Id. at 258, 101 N.E.2d at 672. Judge Fuld, dissenting, concluded from all the statements in the majority opinion that

the basic criterion appears to be whether the film treats a religious theme in such a manner as to offend the religious beliefs of any group of persons. If the film does have that effect, and it is "offered as a form of entertainment," it apparently falls within the statutory ban regardless of the sincerity and good faith of the producer of the film, no matter how temperate the treatment of the theme, and no matter how unlikely a public disturbance or breach of the peace. The drastic nature of such a ban is highlighted by the fact that the film in question makes no direct attack on, or criticism of, any religious dogma or principle, and it is not claimed to be obscene, scurrilous, intemperate or abusive.

Id. at 271-272, 101 N.E.2d at 680.

16. Cf. Thornhill v. Alabama, 310 U.S. 88, 97 (1940); Stromberg v. California, 283 U.S. 359, 369-370 (1931).

17. Cf. Niemotko v. Maryland, 340 U.S. 268 (1951); Saia v. New York, 334 U.S. 558 (1948); Largent v. Texas, 318 U.S. 418 (1943); Lovell v. Griffin, 303 U.S. 444 (1938).

18. See Cantwell v. Connecticut, 310 U.S. 296 (1940).
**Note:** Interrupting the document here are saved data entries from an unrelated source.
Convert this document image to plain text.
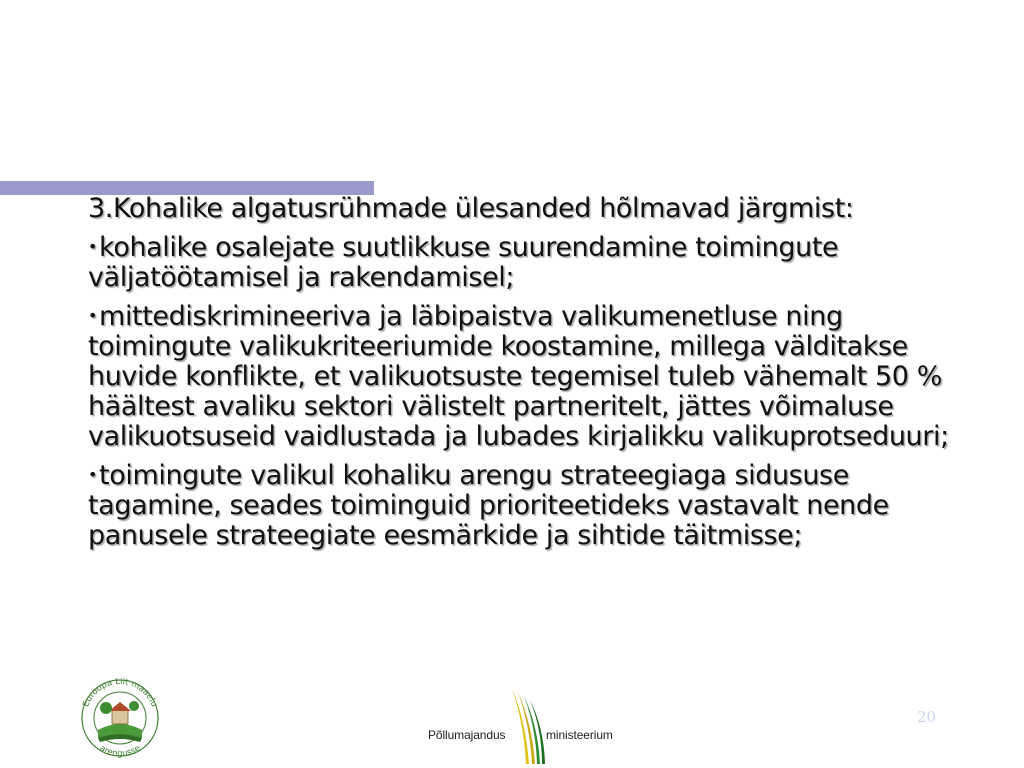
3.Kohalike algatusrühmade ülesanded hõlmavad järgmist:

•kohalike osalejate suutlikkuse suurendamine toimingute väljatöötamisel ja rakendamisel;

•mittediskrimineeriva ja läbipaistva valikumenetluse ning toimingute valikukriteeriumide koostamine, millega välditakse huvide konflikte, et valikuotsuste tegemisel tuleb vähemalt 50 % häältest avaliku sektori välistelt partneritelt, jättes võimaluse valikuotsuseid vaidlustada ja lubades kirjalikku valikuprotseduuri;

•toimingute valikul kohaliku arengu strateegiaga sidususe tagamine, seades toiminguid prioriteetideks vastavalt nende panusele strateegiate eesmärkide ja sihtide täitmisse;

Euroopa Liit maaelu
arengusse
Põllumajandus	ministeerium
20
19. See the following statement by Mr. Justice Roberts, speaking for a unanimous Court in Cantwell v. Connecticut, 310 U.S. 296, 310 (1940):

In the realm of religious faith, and in that of political belief, sharp differences arise. In both fields, the tenets of one man may seem the rankest error to his neighbor. To persuade others to his own point of view, the pleader, as we know, at times, resorts to exaggeration, to vilification of men who have been, or are, prominent in church or state, and even to false statement. But the people of this nation have ordained in the light of history, that, in spite of the probability of excesses and abuses, these liberties are, in the long view, essential to enlightened opinion and right conduct on the part of the citizens of a democracy.

The essential characteristic of these liberties is, that, under their shield, many types of life, character, opinion and belief can develop unmolested and unobstructed. Nowhere is this shield more necessary than in our own country, for a people composed of many races and of many creeds.
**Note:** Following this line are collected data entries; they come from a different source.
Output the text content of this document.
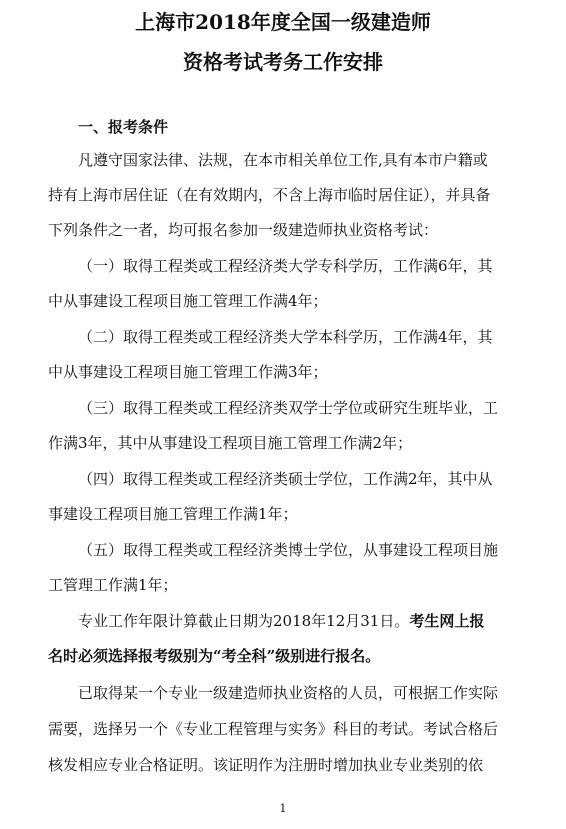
上海市2018年度全国一级建造师
资格考试考务工作安排
一、报考条件

凡遵守国家法律、法规，在本市相关单位工作,具有本市户籍或

持有上海市居住证（在有效期内，不含上海市临时居住证），并具备

下列条件之一者，均可报名参加一级建造师执业资格考试：

（一）取得工程类或工程经济类大学专科学历，工作满6年，其

中从事建设工程项目施工管理工作满4年；

（二）取得工程类或工程经济类大学本科学历，工作满4年，其

中从事建设工程项目施工管理工作满3年；

（三）取得工程类或工程经济类双学士学位或研究生班毕业，工

作满3年，其中从事建设工程项目施工管理工作满2年；

（四）取得工程类或工程经济类硕士学位，工作满2年，其中从

事建设工程项目施工管理工作满1年；

（五）取得工程类或工程经济类博士学位，从事建设工程项目施

工管理工作满1年；

专业工作年限计算截止日期为2018年12月31日。考生网上报

名时必须选择报考级别为“考全科”级别进行报名。

已取得某一个专业一级建造师执业资格的人员，可根据工作实际

需要，选择另一个《专业工程管理与实务》科目的考试。考试合格后

核发相应专业合格证明。该证明作为注册时增加执业专业类别的依

1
20. In the Near case, this Court stated that "the primary requirements of decency may be enforced against obscene publications." 283 U.S. 697, 716. In Chaplinsky v. New Hampshire, 315 U.S. 568, 571-572 (1942), Mr. Justice Murphy stated for a unanimous Court:

There are certain well defined and narrowly limited classes of speech, the prevention and punishment of which have never been thought to raise any Constitutional problem. These include the lewd and obscene, the profane, the libelous, and the insulting or "fighting" words -- those which, by their very utterance, inflict injury or tend to incite an immediate breach of the peace.

But see Kovacs v. Cooper, 336 U.S. 77, 82 (1949):

When ordinances undertake censorship of speech or religious practices before permitting their exercise, the Constitution forbids their enforcement.